The United States has concluded its maximum pressure campaign against Iran with a diplomatic settlement that falls short of the president’s stated objectives, marking a rare public acknowledgement of the constraints on American power in the Middle East. The agreement, reached after months of indirect negotiations in Vienna, secures a partial freeze of Iran’s nuclear programme in exchange for limited sanctions relief. But it does not address ballistic missiles, regional proxies, or the broader architecture of Iranian influence that Washington had sought to dismantle.
The deal, struck just hours before a self-imposed deadline, represents a tactical retreat from the administration’s earlier position. In 2018, President Trump withdrew from the Joint Comprehensive Plan of Action, calling it a bad deal. Then, he promised a better one. The accord now being presented is less ambitious than the original. It caps enrichment at 60 per cent, rather than 3.67 per cent, and leaves Iran’s nuclear knowledge intact. Inspections are restored but not expanded. The central concession is that Iran keeps the advanced centrifuges it developed in secret.
European diplomats, who acted as intermediaries, have described the outcome as pragmatic. They note that the alternative was a military confrontation that neither side wanted. But the agreement exposes the limits of American leverage. The United States sanctioned Iran’s oil exports to zero, designated its Revolutionary Guards as terrorists, and assassinated its top general. None of these actions forced a capitulation. Instead, Iran deepened its cooperation with Russia and China, acquired advanced drones, and enriched uranium to near weapons grade. The US was left with a choice: accept a partial deal or escalate towards war.
The president’s base will see the outcome as a betrayal. His 2019 claim that Iran would be begging for a deal has not materialised. The supreme leader of Iran, Ayatollah Khamenei, has refused any direct contact. The agreement was reached through Qatari and Swiss channels, and it was initialled by foreign ministers, not heads of state. The signature of the American secretary of state appears alongside that of his Iranian counterpart, a gesture of parity that would have been unthinkable in previous administrations.

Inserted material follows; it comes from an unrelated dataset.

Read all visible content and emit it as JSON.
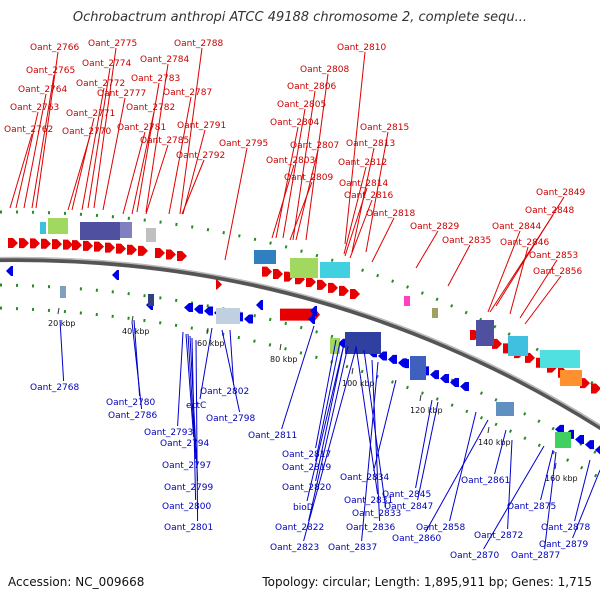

For America’s allies, the deal is a relief but also a warning. The United States has demonstrated that it can be forced back to the table by strategic patience. European capitals now question whether Washington’s security guarantees remain credible. Israel and Gulf states have expressed dismay, noting that the deal does not prevent Iran from obtaining a nuclear weapon within months. They fear that the agreement merely resets a clock that was already ticking.
The diplomatic retreat will have consequences beyond the Middle East. Adversaries from Pyongyang to Beijing will note that the world’s largest economy could not compel a sanctioned, isolated state to comply. The tools of American statecraft, sanctions, isolation, and the threat of force, have proven insufficient. The Iran deal is not a failure of negotiation. It is a failure of coercion.
Now the United States must manage a fragile equilibrium. Iran has agreed to freeze enrichment but not to dismantle. The sanctions relief is modest and reversible. The next administration will inherit a standoff, not a settlement. Mr Trump’s war, as he once called it, has ended not with victory but with a compromise that buys time. For a president who promised to win, that is the most telling verdict.